3. Focus on what you can control, and trust God with what you can’t. You hear this all the time in baseball, “focus on what you can control.” When you hit, you know you can’t control the umpire, the pitcher, the fielders, the weather or the field dimensions. If you worried about these things while hitting, you would go crazy and never get a hit. So what can you control when you hit? You focus on your approach, focus, visuals and mindset in the moment of an at bat so that you give yourself the best chance to succeed. This same principle applies to this situation with your coach and fear of your future in baseball. There is so much you can’t control in this situation. The more you worry about what your coach thinks, your future, and all the variables associated with this, the more stressed and miserable you are going to be on and off the field. The best way to fight this is to focus on what you have control over in this situation and ask God for strength and faith for all the areas you have no control over. Focus on your attitude, heart, communication, and effort to do your best. This is all you can control when it comes to dealing with your coach and the game going forward. The only way to deal with everything else is trust God.
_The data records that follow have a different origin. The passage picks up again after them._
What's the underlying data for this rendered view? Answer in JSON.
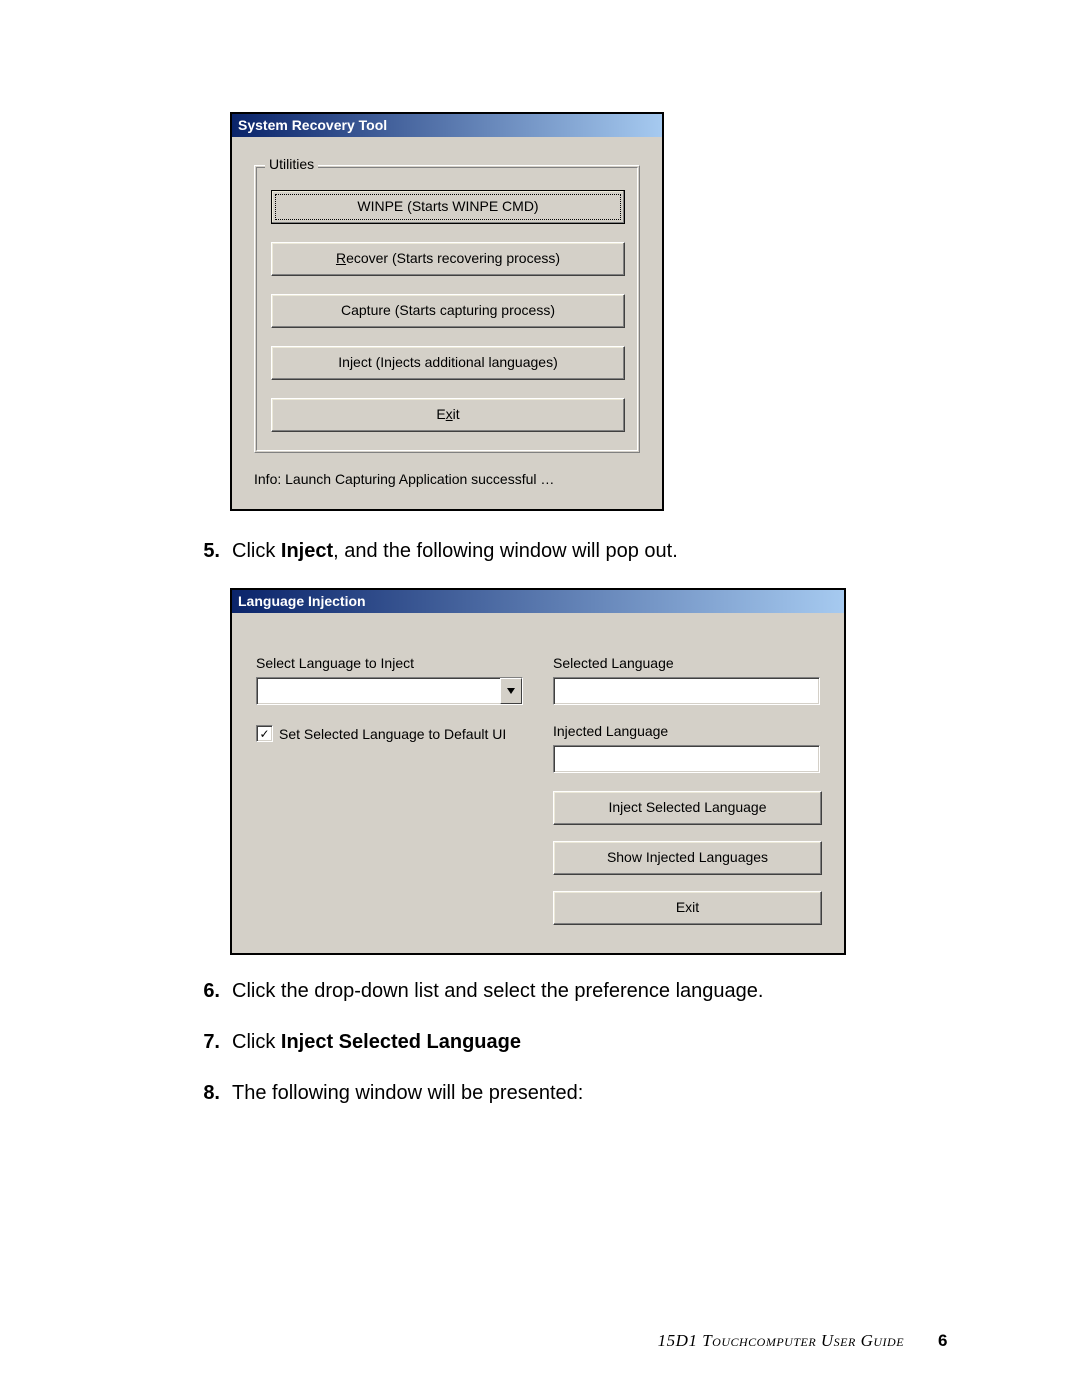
{
  "recovery_window": {
    "title": "System Recovery Tool",
    "group_label": "Utilities",
    "buttons": {
      "winpe": "WINPE (Starts WINPE CMD)",
      "recover": "Recover (Starts recovering process)",
      "capture": "Capture (Starts capturing process)",
      "inject": "Inject (Injects additional languages)",
      "exit": "Exit"
    },
    "info": "Info: Launch Capturing Application successful …"
  },
  "steps": {
    "s5_prefix": "Click ",
    "s5_bold": "Inject",
    "s5_suffix": ", and the following window will pop out.",
    "s6": "Click the drop-down list and select the preference language.",
    "s7_prefix": "Click ",
    "s7_bold": "Inject Selected Language",
    "s8": "The following window will be presented:"
  },
  "lang_window": {
    "title": "Language Injection",
    "left": {
      "select_label": "Select Language to Inject",
      "checkbox_label": "Set Selected Language to Default UI",
      "checkbox_checked": "✓"
    },
    "right": {
      "selected_label": "Selected Language",
      "injected_label": "Injected Language",
      "btn_inject": "Inject Selected Language",
      "btn_show": "Show Injected Languages",
      "btn_exit": "Exit"
    }
  },
  "footer": {
    "text": "15D1 Touchcomputer User Guide",
    "page": "6"
  }
}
Trusting God with everything you can’t control in this situation is what faith in Christ looks like for you right now. I’m not going to tell you exactly how things turn out, but I can promise you that God knows what is best for you, even when you don’t understand. There will be more adversity coming, but God will use this to grow you into the man and baseball player he wants you to be. God doesn’t promise to help you avoid adversity, instead he promises to guide you and provide strength as you journey through it. And it is this journey of going through difficult obstacles that you will grow in your relationship with Him, experience true confidence, and gain a renewed passion for baseball.
You have an incredible 7 years ahead of you. More good than you know will come from this.